> In my pattern formation algorithm I have to do several tenthousand nearest

> neighbour queries. Usually I end up with a dimension of about d=50 to

> d=100, the number of codewords (test vectors) is approx. k>100.000.

Yep, that's a tough one. 10^11 coordinate comparisons is a lot.

Quote:> AFAIK this means that a kd-tree or any other dimensional splitting algorithm

> is not efficient because I have too few codewords for too many dimension.

> IIRC the efficiency condition is k>2^d.

Indeed. The first "master layer" of a k-d tree in d dimensions has

2^d leaf nodes. So if you have a lot less than that number of points

to input, odds are they'll almost all be empty, whereas the core trick

of a (balanced) k-d tree is to have a small, non-zero and roughly

equal number of entries in every leaf node.

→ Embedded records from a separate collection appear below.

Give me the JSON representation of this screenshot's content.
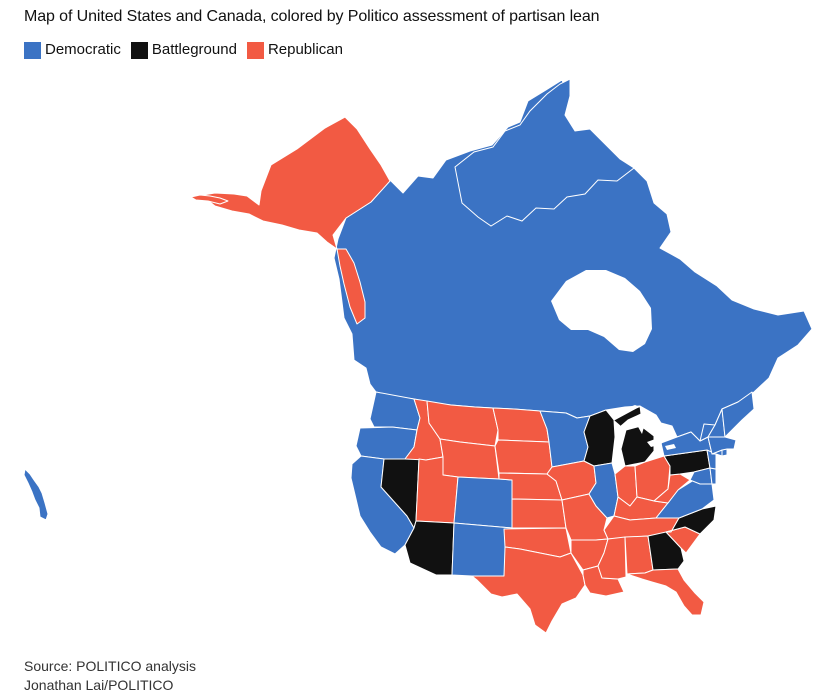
{
  "header": {
    "title": "Map of United States and Canada, colored by Politico assessment of partisan lean"
  },
  "legend": {
    "items": [
      {
        "label": "Democratic",
        "color": "#3b73c4"
      },
      {
        "label": "Battleground",
        "color": "#111111"
      },
      {
        "label": "Republican",
        "color": "#f25a43"
      }
    ]
  },
  "map": {
    "land_border_color": "#ffffff",
    "categories": {
      "democratic": "#3b73c4",
      "battleground": "#111111",
      "republican": "#f25a43"
    },
    "regions": [
      {
        "name": "Canada",
        "category": "democratic"
      },
      {
        "name": "Alaska",
        "category": "republican"
      },
      {
        "name": "Hawaii",
        "category": "democratic"
      },
      {
        "name": "Washington",
        "category": "democratic"
      },
      {
        "name": "Oregon",
        "category": "democratic"
      },
      {
        "name": "California",
        "category": "democratic"
      },
      {
        "name": "Nevada",
        "category": "battleground"
      },
      {
        "name": "Idaho",
        "category": "republican"
      },
      {
        "name": "Montana",
        "category": "republican"
      },
      {
        "name": "Wyoming",
        "category": "republican"
      },
      {
        "name": "Utah",
        "category": "republican"
      },
      {
        "name": "Arizona",
        "category": "battleground"
      },
      {
        "name": "Colorado",
        "category": "democratic"
      },
      {
        "name": "New Mexico",
        "category": "democratic"
      },
      {
        "name": "North Dakota",
        "category": "republican"
      },
      {
        "name": "South Dakota",
        "category": "republican"
      },
      {
        "name": "Nebraska",
        "category": "republican"
      },
      {
        "name": "Kansas",
        "category": "republican"
      },
      {
        "name": "Oklahoma",
        "category": "republican"
      },
      {
        "name": "Texas",
        "category": "republican"
      },
      {
        "name": "Minnesota",
        "category": "democratic"
      },
      {
        "name": "Iowa",
        "category": "republican"
      },
      {
        "name": "Missouri",
        "category": "republican"
      },
      {
        "name": "Arkansas",
        "category": "republican"
      },
      {
        "name": "Louisiana",
        "category": "republican"
      },
      {
        "name": "Wisconsin",
        "category": "battleground"
      },
      {
        "name": "Michigan",
        "category": "battleground"
      },
      {
        "name": "Illinois",
        "category": "democratic"
      },
      {
        "name": "Indiana",
        "category": "republican"
      },
      {
        "name": "Ohio",
        "category": "republican"
      },
      {
        "name": "Kentucky",
        "category": "republican"
      },
      {
        "name": "Tennessee",
        "category": "republican"
      },
      {
        "name": "Mississippi",
        "category": "republican"
      },
      {
        "name": "Alabama",
        "category": "republican"
      },
      {
        "name": "Georgia",
        "category": "battleground"
      },
      {
        "name": "Florida",
        "category": "republican"
      },
      {
        "name": "South Carolina",
        "category": "republican"
      },
      {
        "name": "North Carolina",
        "category": "battleground"
      },
      {
        "name": "Virginia",
        "category": "democratic"
      },
      {
        "name": "West Virginia",
        "category": "republican"
      },
      {
        "name": "Pennsylvania",
        "category": "battleground"
      },
      {
        "name": "New York",
        "category": "democratic"
      },
      {
        "name": "Maryland",
        "category": "democratic"
      },
      {
        "name": "Delaware",
        "category": "democratic"
      },
      {
        "name": "New Jersey",
        "category": "democratic"
      },
      {
        "name": "Connecticut",
        "category": "democratic"
      },
      {
        "name": "Rhode Island",
        "category": "democratic"
      },
      {
        "name": "Massachusetts",
        "category": "democratic"
      },
      {
        "name": "Vermont",
        "category": "democratic"
      },
      {
        "name": "New Hampshire",
        "category": "democratic"
      },
      {
        "name": "Maine",
        "category": "democratic"
      }
    ]
  },
  "footer": {
    "source": "Source: POLITICO analysis",
    "credit": "Jonathan Lai/POLITICO"
  }
}
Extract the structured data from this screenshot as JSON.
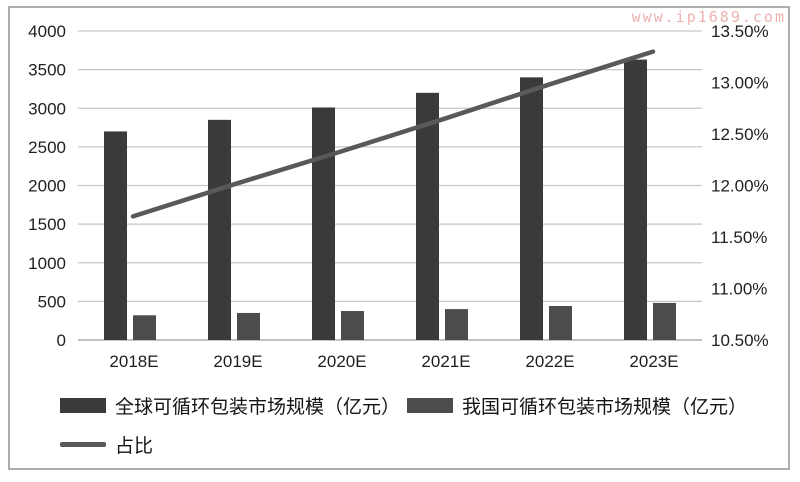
{
  "watermark": "www.ip1689.com",
  "chart_data": {
    "type": "bar",
    "categories": [
      "2018E",
      "2019E",
      "2020E",
      "2021E",
      "2022E",
      "2023E"
    ],
    "series": [
      {
        "name": "全球可循环包装市场规模（亿元）",
        "type": "bar",
        "axis": "left",
        "color": "#3a3a3c",
        "values": [
          2700,
          2850,
          3010,
          3200,
          3400,
          3630
        ]
      },
      {
        "name": "我国可循环包装市场规模（亿元）",
        "type": "bar",
        "axis": "left",
        "color": "#4c4c4e",
        "values": [
          320,
          350,
          375,
          400,
          440,
          480
        ]
      },
      {
        "name": "占比",
        "type": "line",
        "axis": "right",
        "color": "#595959",
        "values": [
          11.7,
          12.02,
          12.33,
          12.65,
          12.98,
          13.3
        ]
      }
    ],
    "title": "",
    "xlabel": "",
    "ylabel": "",
    "left_axis": {
      "min": 0,
      "max": 4000,
      "step": 500,
      "tick_labels": [
        "4000",
        "3500",
        "3000",
        "2500",
        "2000",
        "1500",
        "1000",
        "500",
        "0"
      ]
    },
    "right_axis": {
      "min": 10.5,
      "max": 13.5,
      "step": 0.5,
      "tick_labels": [
        "13.50%",
        "13.00%",
        "12.50%",
        "12.00%",
        "11.50%",
        "11.00%",
        "10.50%"
      ]
    },
    "grid": true,
    "legend_position": "bottom-left",
    "colors": {
      "grid_line": "#c6c6c6",
      "axis_line": "#9e9e9e",
      "tick_text": "#1f1f1f",
      "watermark": "#eba4a4"
    }
  }
}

Are these 50 to 100 features all equally descriptive? If they aren't,

you may want to find those that have higher separative power and use

only those to subdivide on, in a lower-dimensional tree, and revert to

brute force searching for the others.

Whatever you do, you can't store that k-d tree as an actual tree, of

course. Use coordinate mapping, instead. E.g. if you normalized all

coordinates to 0..1, isolate the most significant bit from each

coordinate and concatenate them all into a 50-100 bit long integer

number (simulated, if your language doesn't support arbitrary

precision). You can then somewhat quickly extract the sum of leading

bits of all coordinate differences as

count_bits(bitwise_and(bitstring(query), bitstring(set[i])))

to speed up the search. Starting from this you can more quickly find

likely close candidates --- which in turn helps to quickly reject

others in the brute-force search to follow.

Quote:> Is there an efficient algorithm for this kind of problem?

I doubt it --- the problem itself is inefficient by definition, I'd

say.

--

Even if all the snow were burnt, ashes would remain.